Almost as important as treating the patient’s pain is simultaneously lowering the patient’s expectations, Dr. Fernandez says. “They expect to get well immediately,” he says. “While a chiropractor is extremely well trained, the body has to have a chance to heal, and a doctor has to have a chance to correct the problem. Every now and then a doctor gets lucky and treats a patient once or twice and it’s all gone. But that’s not the norm.”
Prevention
The most efficient neck therapy is preventive, doctors say. By talking to patients about risk factors, and activities that can increase or decrease neck-pain symptoms, doctors can help many patients avoid neck problems before they ever develop.
“Most of us simply don’t spend enough time talking to patients about risk factors,” Dr. Haldeman says.
Dr.

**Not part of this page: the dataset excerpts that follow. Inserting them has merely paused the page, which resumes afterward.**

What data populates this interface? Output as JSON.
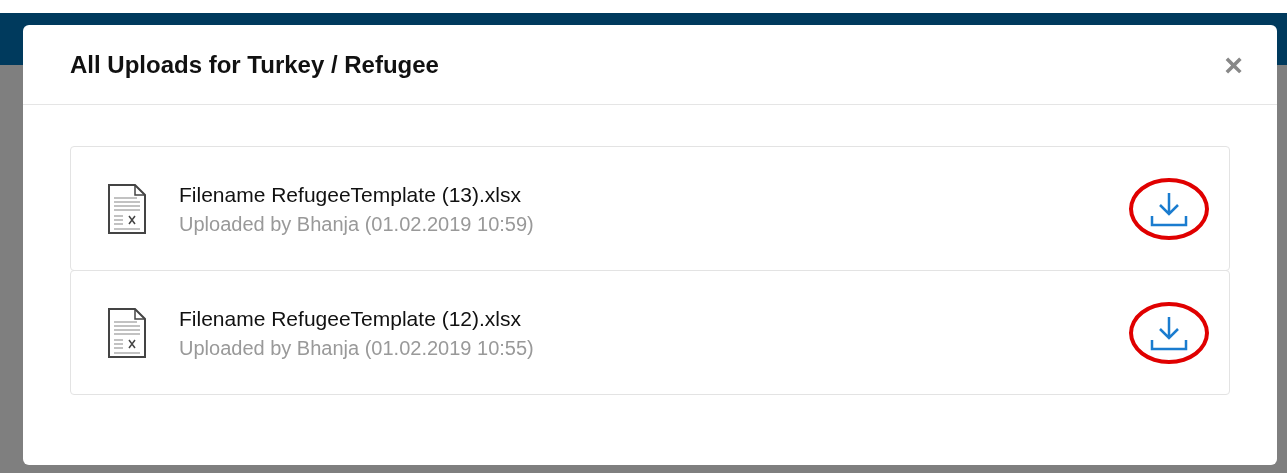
{
  "dialog": {
    "title": "All Uploads for Turkey / Refugee",
    "close": "×"
  },
  "files": [
    {
      "name": "Filename RefugeeTemplate (13).xlsx",
      "meta": "Uploaded by Bhanja (01.02.2019 10:59)",
      "highlighted": true
    },
    {
      "name": "Filename RefugeeTemplate (12).xlsx",
      "meta": "Uploaded by Bhanja (01.02.2019 10:55)",
      "highlighted": true
    }
  ]
}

Fernandez advises offering regular neck-pain prevention and relief classes to patients. “If a patient comes in with pain, and I fix their neck, then they go home and sleep on their stomach for eight hours, they’ll wring their neck back out of place. They need to know what kind of pillow to sleep on, what kind of mattress to buy. They need to know what they should and shouldn’t do, like using rearview mirrors instead of turning their head around and looking at traffic behind them. They need to think about how they can change their activities of daily living to take better care of themselves.”